Until Joe, Green’s personal projects were written or co-written by him, and it was only during his foray into mainstream comedy beginning with Pineapple Express (2008) that he began directing other writer’s screenplays. These films were not reliant upon Green’s aesthetic of naturalism and bore little resemblance to his signature style. Though Joe may not be typically commercial, Hawkins script is heavily weighted with genre conventions. Green attempts to take Hawkins script and let it open up, directing the film to concentrate more heavily on character than story. Where another filmmaker would have kept the film going at a nice clip, Green slows the film down with long shots of characters in a space as reflective as it is realistic before the scene really starts or ends.
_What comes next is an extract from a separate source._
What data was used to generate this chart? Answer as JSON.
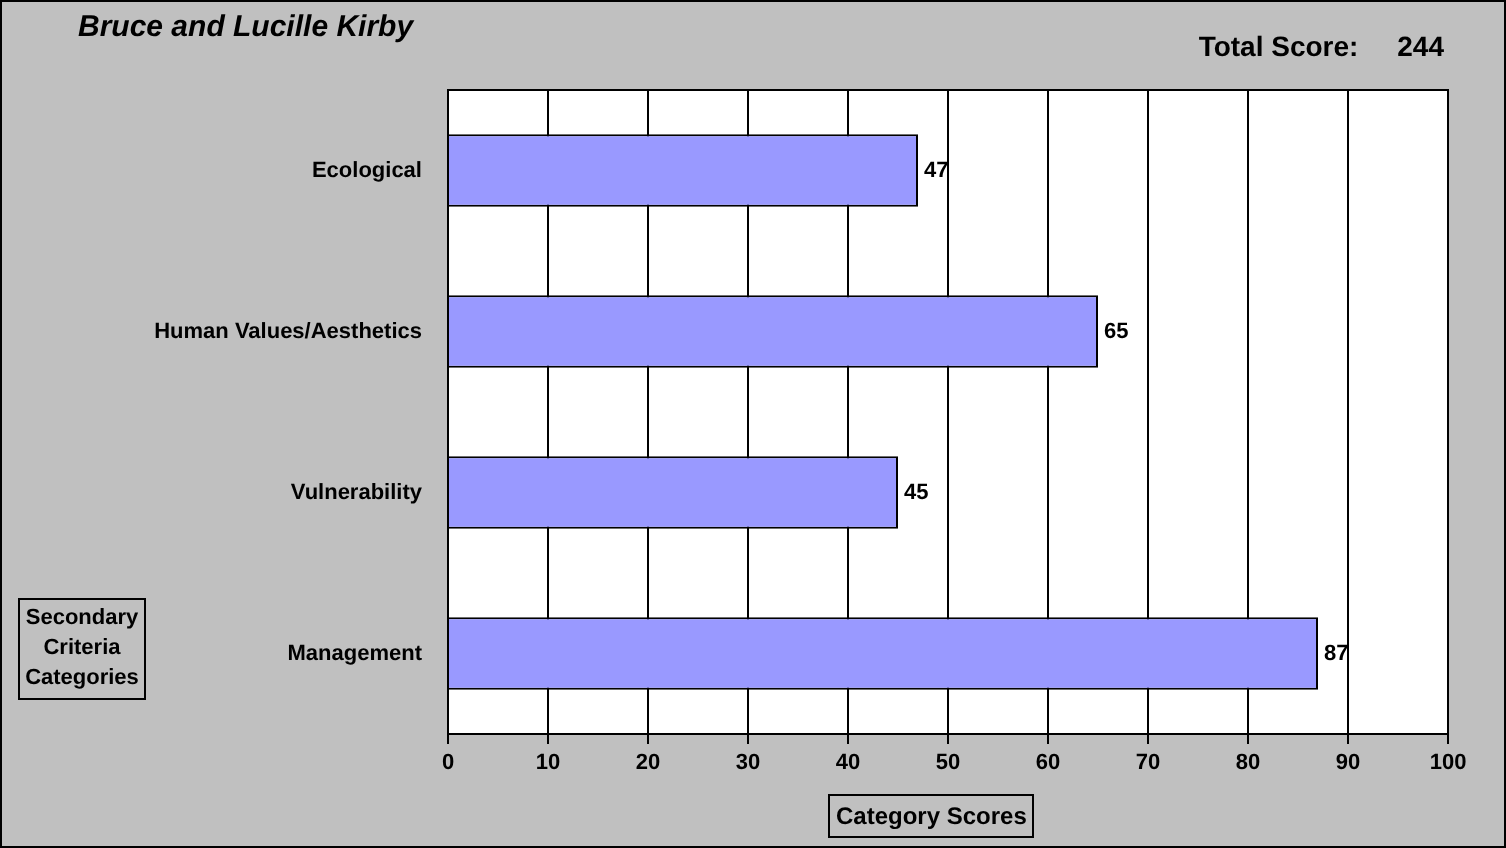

This approach is in turn aided by Green’s employment of local non-actors in supporting roles. Casting like this has long been a part of Green’s style, reinforcing the notion that the film and all of its characters are unique to the region of the narrative.

The fusion of commercial and personal aesthetics prevalent in Joe remains only a portion of the spectacle. The even more superficial signifier of an evolution in Green’s filmmaking comes in the form of Nicolas Cage. A one time darling of the off-beat comedy and art house film, Cage returns to the stomping ground of his youth from a long spell in schlocky would-be blockbusters. In many respects, Joe is a sort of comeback film for Nicolas Cage, who hasn’t been able to demonstrate his tremendous talents since his collaboration with Werner Herzog on Bad Lieutenant: Port Of Call New Orleans (2008). As the title character in Green’s film, Cage explores the more nuanced side of his craft, giving the audience one of his most realistic and haunting performances of his career.